Solving the adjoint equation associated with a partial different equation allows us to answer a key question: How do uncertainties in the initial condition affect the final solution? This question is the center of verifying and validating the results of scientific simulations.

Although adjoint methods are extremely useful, often they are computationally intractable. Intuitively, solving the adjoint equation involves reversing the computation of the solution so we can understand how the final solution depends upon the initial condition.

For a discretized partial differential equation, a simple algorithm for computing the adjoint requires storing all intermediate data because it needs to run the procedure in reverse. On a 5000 x 5000 grid, computing the adjoint after only 1000 time steps requires storing 25 billion numbers. With larger problems, such as fluid-dynamics simulations with around 100 million grid points, the storage quickly scales to trillions of numbers. Better approaches reduce the storage requirements, but increase the computation cost.

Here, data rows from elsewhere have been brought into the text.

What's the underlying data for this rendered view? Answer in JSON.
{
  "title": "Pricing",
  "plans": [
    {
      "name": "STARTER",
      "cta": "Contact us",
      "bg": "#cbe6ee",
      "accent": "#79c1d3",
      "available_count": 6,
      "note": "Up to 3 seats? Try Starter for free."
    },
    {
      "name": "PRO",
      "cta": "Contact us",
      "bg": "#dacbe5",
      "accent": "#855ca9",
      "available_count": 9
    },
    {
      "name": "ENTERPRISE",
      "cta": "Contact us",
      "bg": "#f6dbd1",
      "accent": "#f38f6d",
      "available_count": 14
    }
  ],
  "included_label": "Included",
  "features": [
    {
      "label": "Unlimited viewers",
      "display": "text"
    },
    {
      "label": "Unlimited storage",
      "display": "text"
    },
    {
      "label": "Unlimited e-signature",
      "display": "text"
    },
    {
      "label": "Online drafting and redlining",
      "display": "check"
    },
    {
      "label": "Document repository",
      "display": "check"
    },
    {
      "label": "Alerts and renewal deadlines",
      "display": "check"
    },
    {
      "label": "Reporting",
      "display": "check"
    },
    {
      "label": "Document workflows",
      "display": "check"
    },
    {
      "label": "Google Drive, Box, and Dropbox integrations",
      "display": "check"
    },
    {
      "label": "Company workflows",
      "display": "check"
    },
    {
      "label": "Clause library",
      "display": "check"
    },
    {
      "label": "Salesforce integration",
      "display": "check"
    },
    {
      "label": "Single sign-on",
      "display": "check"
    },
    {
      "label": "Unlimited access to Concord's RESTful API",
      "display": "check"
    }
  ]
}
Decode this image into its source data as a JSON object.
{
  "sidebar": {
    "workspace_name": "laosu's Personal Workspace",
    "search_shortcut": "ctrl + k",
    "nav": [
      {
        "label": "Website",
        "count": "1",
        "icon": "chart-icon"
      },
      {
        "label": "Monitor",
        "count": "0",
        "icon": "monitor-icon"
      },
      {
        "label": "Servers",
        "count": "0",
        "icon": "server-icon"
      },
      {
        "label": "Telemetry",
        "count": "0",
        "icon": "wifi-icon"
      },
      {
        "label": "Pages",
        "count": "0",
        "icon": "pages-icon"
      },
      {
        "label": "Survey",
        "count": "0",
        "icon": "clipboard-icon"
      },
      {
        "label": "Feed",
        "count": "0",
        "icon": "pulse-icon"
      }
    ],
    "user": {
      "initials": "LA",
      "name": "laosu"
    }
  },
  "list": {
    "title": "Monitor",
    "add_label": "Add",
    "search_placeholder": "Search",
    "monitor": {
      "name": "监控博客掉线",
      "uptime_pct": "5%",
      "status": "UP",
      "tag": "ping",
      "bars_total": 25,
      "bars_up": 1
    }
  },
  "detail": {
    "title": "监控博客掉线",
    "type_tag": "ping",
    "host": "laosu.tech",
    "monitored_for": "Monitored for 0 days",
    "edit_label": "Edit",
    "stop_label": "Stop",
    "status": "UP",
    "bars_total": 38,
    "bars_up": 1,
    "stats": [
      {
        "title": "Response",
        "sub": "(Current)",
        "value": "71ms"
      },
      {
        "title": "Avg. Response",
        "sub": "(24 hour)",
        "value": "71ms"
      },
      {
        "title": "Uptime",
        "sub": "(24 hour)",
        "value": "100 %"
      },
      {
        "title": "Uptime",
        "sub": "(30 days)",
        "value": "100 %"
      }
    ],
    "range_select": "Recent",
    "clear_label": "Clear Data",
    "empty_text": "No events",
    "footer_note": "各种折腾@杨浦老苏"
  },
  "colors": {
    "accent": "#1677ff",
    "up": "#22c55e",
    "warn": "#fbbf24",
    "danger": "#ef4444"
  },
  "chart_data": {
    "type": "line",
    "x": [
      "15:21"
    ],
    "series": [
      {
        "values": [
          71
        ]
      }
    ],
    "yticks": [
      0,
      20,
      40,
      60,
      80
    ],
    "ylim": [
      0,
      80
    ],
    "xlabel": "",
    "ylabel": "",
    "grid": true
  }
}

Combining ideas from algorithm design and stochastic processes, Etemadi, Gleich, Moin, Saberi, and Wang eliminate the extra storage requiment of previous techniques for computing the adjoint solution with nearly no increase in computation cost. The key idea is to use a random walk to propagate information about the adjoint equation while computing the solution to the partial differential equation.

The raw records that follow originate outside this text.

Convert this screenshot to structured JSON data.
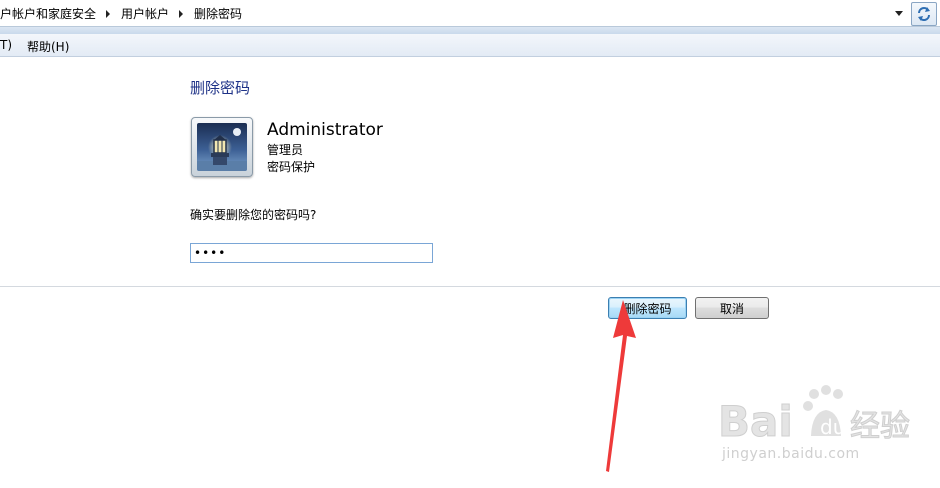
{
  "address_bar": {
    "breadcrumbs": [
      "户帐户和家庭安全",
      "用户帐户",
      "删除密码"
    ]
  },
  "menu": {
    "partial_item": "T)",
    "help": "帮助(H)"
  },
  "page": {
    "title": "删除密码",
    "user": {
      "name": "Administrator",
      "role": "管理员",
      "status": "密码保护"
    },
    "question": "确实要删除您的密码吗?",
    "password_value": "••••",
    "buttons": {
      "delete": "删除密码",
      "cancel": "取消"
    }
  },
  "watermark": {
    "logo_text": "Bai 经验",
    "url": "jingyan.baidu.com"
  },
  "colors": {
    "title_blue": "#1e3287",
    "annotation_arrow": "#ee3a3a"
  }
}
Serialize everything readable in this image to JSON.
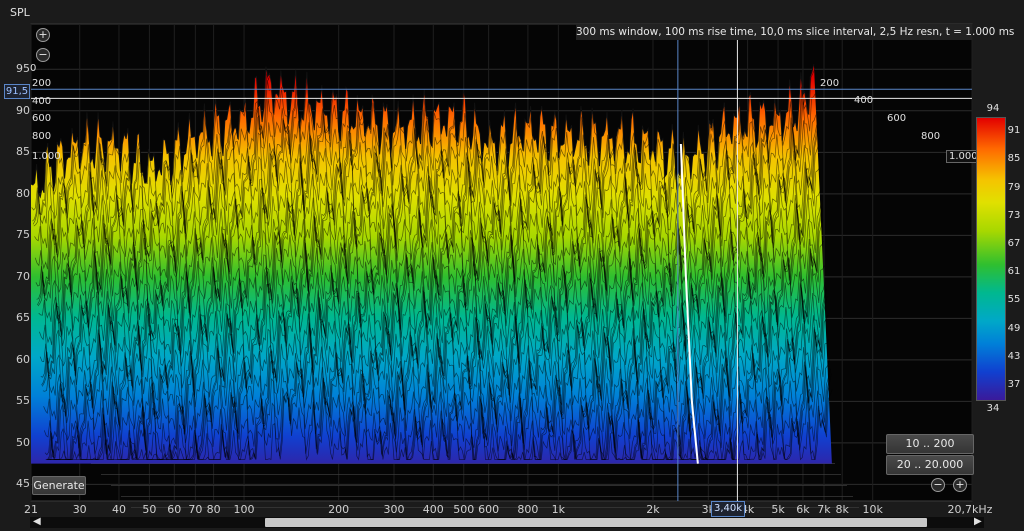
{
  "window": {
    "y_axis_title": "SPL"
  },
  "info": {
    "text": "300 ms window, 100 ms rise time, 10,0 ms slice interval, 2,5 Hz resn, t = 1.000 ms"
  },
  "cursor": {
    "spl_readout": "91,5",
    "freq_readout": "3,40k",
    "spl_value": 91.5,
    "freq_value": 3400
  },
  "buttons": {
    "generate": "Generate",
    "range_time": "10 .. 200",
    "range_freq": "20 .. 20.000",
    "zoom_in_top": "+",
    "zoom_out_top": "−",
    "zoom_out_bottom": "−",
    "zoom_in_bottom": "+"
  },
  "colors": {
    "background": "#1b1b1b",
    "cursor": "#5a86c8"
  },
  "chart_data": {
    "type": "waterfall",
    "y_label": "SPL",
    "ylim": [
      43,
      96
    ],
    "y_ticks": [
      "95",
      "90",
      "85",
      "80",
      "75",
      "70",
      "65",
      "60",
      "55",
      "50",
      "45"
    ],
    "x_scale": "log",
    "xlim": [
      21,
      20700
    ],
    "x_tick_labels": [
      "21",
      "30",
      "40",
      "50",
      "60",
      "70",
      "80",
      "100",
      "200",
      "300",
      "400",
      "500",
      "600",
      "800",
      "1k",
      "2k",
      "3k",
      "4k",
      "5k",
      "6k",
      "7k",
      "8k",
      "10k",
      "20,7kHz"
    ],
    "z_tick_labels_left": [
      "0",
      "200",
      "400",
      "600",
      "800",
      "1.000"
    ],
    "z_tick_labels_right": [
      "200",
      "400",
      "600",
      "800",
      "1.000"
    ],
    "z_unit": "ms",
    "colorbar_ticks": [
      "94",
      "91",
      "85",
      "79",
      "73",
      "67",
      "61",
      "55",
      "49",
      "43",
      "37",
      "34"
    ],
    "colorbar_range": [
      34,
      94
    ],
    "colormap": [
      "#e30000",
      "#ff6a00",
      "#f5c400",
      "#e0e000",
      "#a8d800",
      "#2fbf2f",
      "#00b890",
      "#00a8c8",
      "#0080d8",
      "#1040d0",
      "#3a1a9a"
    ],
    "envelope": {
      "freq_hz": [
        21,
        25,
        30,
        35,
        40,
        50,
        60,
        70,
        80,
        100,
        120,
        150,
        200,
        250,
        300,
        400,
        500,
        600,
        800,
        1000,
        1500,
        2000,
        2500,
        3000,
        3400,
        4000,
        5000,
        6000,
        6500
      ],
      "peak_spl": [
        80,
        84,
        86,
        86,
        86,
        83,
        85,
        87,
        88,
        89,
        93,
        91,
        90,
        89,
        88,
        89,
        89,
        86,
        88,
        87,
        87,
        86,
        84,
        86,
        88,
        89,
        89,
        91,
        95
      ]
    }
  }
}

Solving Burger's equation in two-dimensions with a one-step upwinding scheme illustrates how their approach works. The random walk from the current time step to the next has the following structure. Each blue circle represents a mesh-point. The right figure represents how information is propagated from a single mesh point.

Because the random walk only propagates information forward in time, this scheme avoids storing the entire time history.  Rather than deterministically computing the influence of each of the five links to the next time step, the random walk picks one link to the next time step and uses that information to approximate the result.

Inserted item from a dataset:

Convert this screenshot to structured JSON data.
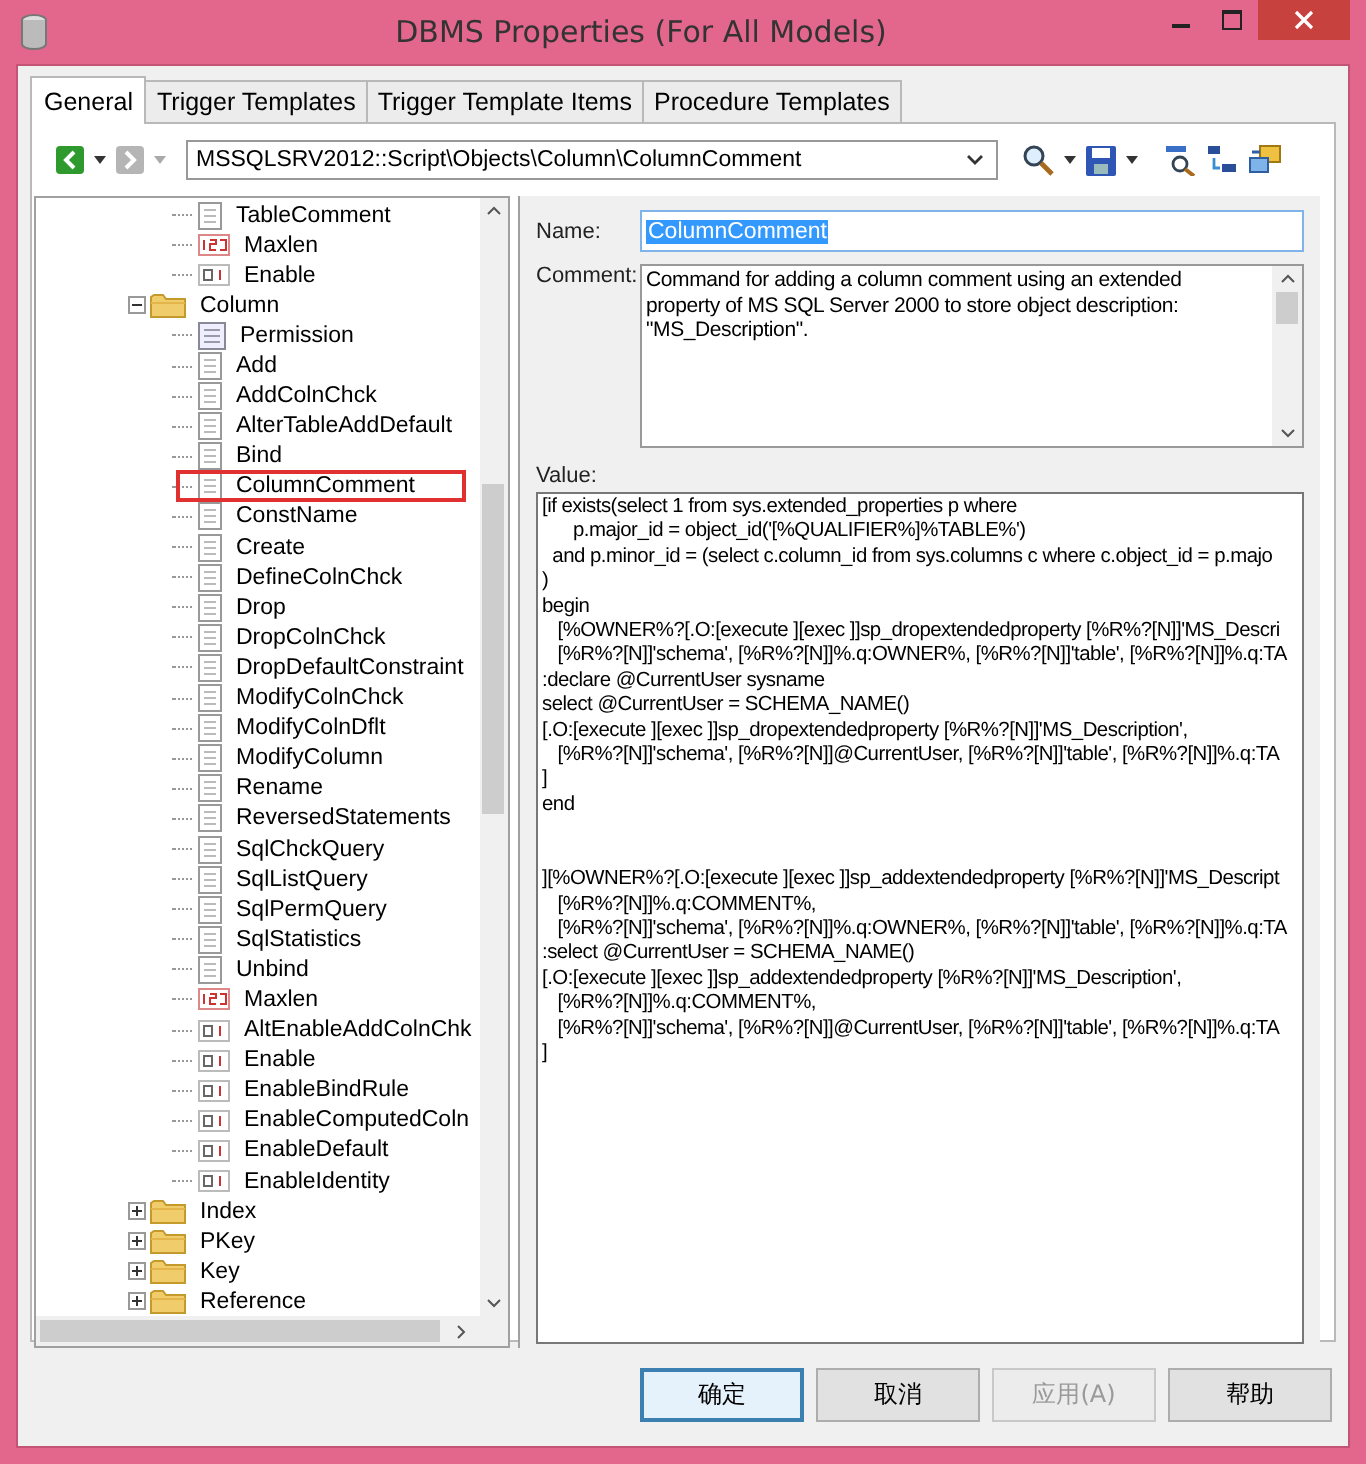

The Monte carlo method can reduce the running time and memory space requirements substantially. For example in a simulation of Burger's equation on a grid of size 5000, the time was reduced from 1.1 seconds to 0.13 seconds and memory space was reduced from 200 kB to 28.8 kB. The Monte carlo method estimated the adjoint for each variable with significant accuracy.

Methods based on the adjoint equation are a key tool for analyzing and controlling the behavior of many systems including aircraft thrust and trajectory optimization. By solving the adjoint equation associated with a system, we can compute solutions to a large class of optimization problems, inverse problems, and control problems.